The Cellist is a motif in the novel reminding us constantly of the struggle of human civilisation against savagery, hope against despair, and stoic forbearance against mindless depredation. Dragan and Kenan are ordinary citizens who witness the war, suffer because of it in many ways and eventually learn to become more human. Arrow, a woman who has taken up that name symbolically, is a soldier who can shoot very skilfully. She will kill only the enemy soldiers and not the citizens among the opposite camps. She refuses to accept the argument of a senior officer who orders her to kill the citizens too: “There are two sides to this war, Arrow. Ours and theirs. There is no in-between.”
Is there really no in-between? There has to be, if humanity is to survive. Arrow is not a mere killer; she is a soldier who is fighting not out of hatred of the enemy but for love of her people. This is not an easy decision for Arrow. The temptation to hate is strong for any soldier, for any human being. Anyone who is not with us is against us: that’s the basic premise in any war. Hatred is not a specific feeling against specific individuals anymore. Hatred is now an abstract feeling against a whole community. War fills us with hatred.

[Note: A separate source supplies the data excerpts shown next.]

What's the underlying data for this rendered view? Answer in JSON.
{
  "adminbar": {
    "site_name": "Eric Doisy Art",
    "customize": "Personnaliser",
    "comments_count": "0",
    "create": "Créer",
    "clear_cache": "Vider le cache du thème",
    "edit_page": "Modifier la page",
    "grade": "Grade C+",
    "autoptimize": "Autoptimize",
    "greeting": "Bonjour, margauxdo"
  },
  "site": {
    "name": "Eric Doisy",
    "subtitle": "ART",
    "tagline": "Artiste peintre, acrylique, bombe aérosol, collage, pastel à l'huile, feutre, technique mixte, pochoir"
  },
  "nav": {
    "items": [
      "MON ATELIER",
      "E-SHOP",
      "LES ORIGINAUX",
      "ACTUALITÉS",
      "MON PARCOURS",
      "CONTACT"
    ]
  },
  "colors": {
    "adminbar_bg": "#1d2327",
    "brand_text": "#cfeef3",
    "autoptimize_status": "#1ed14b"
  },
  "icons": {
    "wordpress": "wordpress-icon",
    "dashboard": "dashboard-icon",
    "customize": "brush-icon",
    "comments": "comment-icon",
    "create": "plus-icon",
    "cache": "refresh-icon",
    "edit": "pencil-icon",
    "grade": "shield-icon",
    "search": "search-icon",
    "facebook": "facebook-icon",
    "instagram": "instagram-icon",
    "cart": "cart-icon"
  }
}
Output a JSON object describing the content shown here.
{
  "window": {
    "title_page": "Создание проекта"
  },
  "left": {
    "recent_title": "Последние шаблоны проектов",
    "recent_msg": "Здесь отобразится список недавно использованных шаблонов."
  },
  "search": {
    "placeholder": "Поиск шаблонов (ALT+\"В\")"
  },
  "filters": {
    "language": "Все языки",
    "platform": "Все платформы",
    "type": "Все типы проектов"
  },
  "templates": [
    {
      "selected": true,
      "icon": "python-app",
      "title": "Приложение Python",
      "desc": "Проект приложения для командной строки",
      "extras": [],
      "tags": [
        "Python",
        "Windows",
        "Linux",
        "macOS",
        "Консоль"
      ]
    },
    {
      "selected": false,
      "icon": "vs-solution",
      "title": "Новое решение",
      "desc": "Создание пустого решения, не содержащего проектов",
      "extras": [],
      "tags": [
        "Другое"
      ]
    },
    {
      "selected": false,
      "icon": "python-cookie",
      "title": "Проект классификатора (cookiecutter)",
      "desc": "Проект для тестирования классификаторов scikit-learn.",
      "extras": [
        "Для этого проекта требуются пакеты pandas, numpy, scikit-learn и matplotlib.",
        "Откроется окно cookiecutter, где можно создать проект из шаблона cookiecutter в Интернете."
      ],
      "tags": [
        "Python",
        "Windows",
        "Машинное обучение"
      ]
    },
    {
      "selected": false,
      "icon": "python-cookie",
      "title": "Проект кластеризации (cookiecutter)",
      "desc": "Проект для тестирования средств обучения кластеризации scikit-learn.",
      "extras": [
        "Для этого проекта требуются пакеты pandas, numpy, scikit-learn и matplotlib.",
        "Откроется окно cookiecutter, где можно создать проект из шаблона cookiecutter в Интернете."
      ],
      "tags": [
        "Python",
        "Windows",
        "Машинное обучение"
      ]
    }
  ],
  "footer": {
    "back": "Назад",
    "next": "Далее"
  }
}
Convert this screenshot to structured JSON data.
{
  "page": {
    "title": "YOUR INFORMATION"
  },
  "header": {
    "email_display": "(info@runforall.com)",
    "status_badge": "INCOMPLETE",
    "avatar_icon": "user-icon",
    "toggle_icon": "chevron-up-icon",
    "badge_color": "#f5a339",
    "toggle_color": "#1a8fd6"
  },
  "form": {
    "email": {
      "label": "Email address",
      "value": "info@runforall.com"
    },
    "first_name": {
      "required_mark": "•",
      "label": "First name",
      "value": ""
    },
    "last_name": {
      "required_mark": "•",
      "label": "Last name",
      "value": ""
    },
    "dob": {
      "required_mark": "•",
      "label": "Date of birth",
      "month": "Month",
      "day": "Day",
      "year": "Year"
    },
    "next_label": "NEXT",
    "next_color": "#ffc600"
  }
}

“She didn’t have to be filled with hatred,” Arrow realises. The music of the Cellist “demanded that she remember this, that she know to a certainty that the world still held the capacity for goodness.”
The other two characters, Kenan and Dragan, too learn the lessons. The novel is about those lessons that we have to learn if humanity is to survive if not flourish. “Because civilisation isn’t a thing that you build and then there it is... It needs to be built constantly, recreated daily.”
Arrow is a character from the real history of Sarajevo as is the Cellist. Galloway has woven a moving tale out of them and the other two imagined characters. The novel makes us sit up and reflect on the futility of war and hatred. Why can’t we be more sensible and create a happy world for all of us? Why do we peddle in hatred so much when we can find much joy in living harmoniously? Can’t we create a better world for ourselves?
There is no conventional plot in the novel. Nor is it an experiment in any novel technique. It presents us a handful of characters and their experiences as well as their self-understanding. It makes us think deeper about the human situation and its potential for goodness.